If i was starting HE now i would wait and see what they are getting in october as they are being re released before buying any more

If you want a guess at what the elves get 10 Lothern seaguard, 10 Sword masters, 5 Eyllrion Reavers, Griffon rider and a mage. 

So your next step would probably be archers bolt throwers, an eagle or 2 and infantry blocks, possibly a dragon. But hold fire for the the moment


----------



## GreenFaceMonkey

Ok, will do then. I immaine i wont expand the setuntil christmas, as im a slow worker and will only add stuff once the box has been released. Ill get a codex i guess and go from there, its jus tricky since im new to playing/list writing.

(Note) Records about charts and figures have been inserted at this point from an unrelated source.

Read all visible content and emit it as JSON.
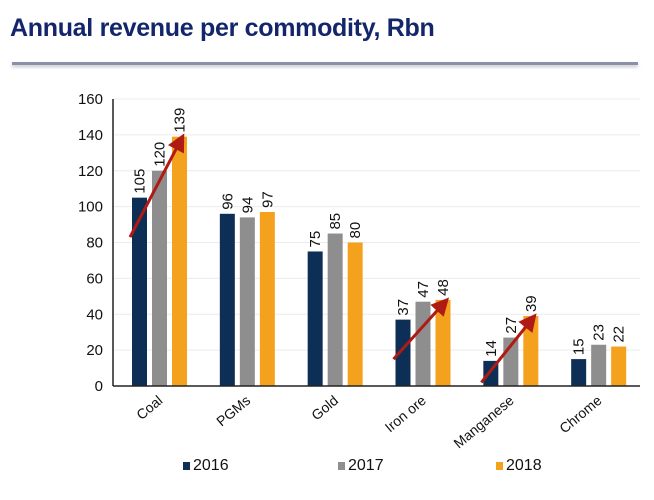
{
  "chart_data": {
    "type": "bar",
    "title": "Annual revenue per commodity, Rbn",
    "xlabel": "",
    "ylabel": "",
    "ylim": [
      0,
      160
    ],
    "yticks": [
      0,
      20,
      40,
      60,
      80,
      100,
      120,
      140,
      160
    ],
    "grid": true,
    "legend_position": "bottom",
    "categories": [
      "Coal",
      "PGMs",
      "Gold",
      "Iron ore",
      "Manganese",
      "Chrome"
    ],
    "series": [
      {
        "name": "2016",
        "color": "#0e2f55",
        "values": [
          105,
          96,
          75,
          37,
          14,
          15
        ]
      },
      {
        "name": "2017",
        "color": "#8e8e8e",
        "values": [
          120,
          94,
          85,
          47,
          27,
          23
        ]
      },
      {
        "name": "2018",
        "color": "#f4a21d",
        "values": [
          139,
          97,
          80,
          48,
          39,
          22
        ]
      }
    ],
    "annotations": [
      {
        "type": "trend-arrow",
        "category": "Coal",
        "color": "#b01a14"
      },
      {
        "type": "trend-arrow",
        "category": "Iron ore",
        "color": "#b01a14"
      },
      {
        "type": "trend-arrow",
        "category": "Manganese",
        "color": "#b01a14"
      }
    ]
  }
}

Come to think of it, there could be example lists like there was in Skull Pass.


----------



## Cheese meister

just seen some of the pics and i'm getting 2 when they come out


----------



## Creon

Assuming this (http://www.heresy-online.net/forums/showthread.php?t=64926&page=3) is correct, here is the contents:

Prince on Griffon
Mage on foot
20 Sea Guard
10 Swordmasters of Hoeth
5 Ellyrian Reavers

Skaven

Warlord
Warlock
40 Clanrats
20 Slaves
Poisoned Wind Mortar
Warpfire Thrower
2 Rat Ogres with Packmaster
5 Poisoned Wind Globadiers

Assuming a Tradesies Elves for Skaven (which is my plan, hates the High Elvees, we do!) You'd need RBT's, some bow units, and likely spellcasters.


----------



## Cheese meister

i wold use him as eltharion on stormwing personally


----------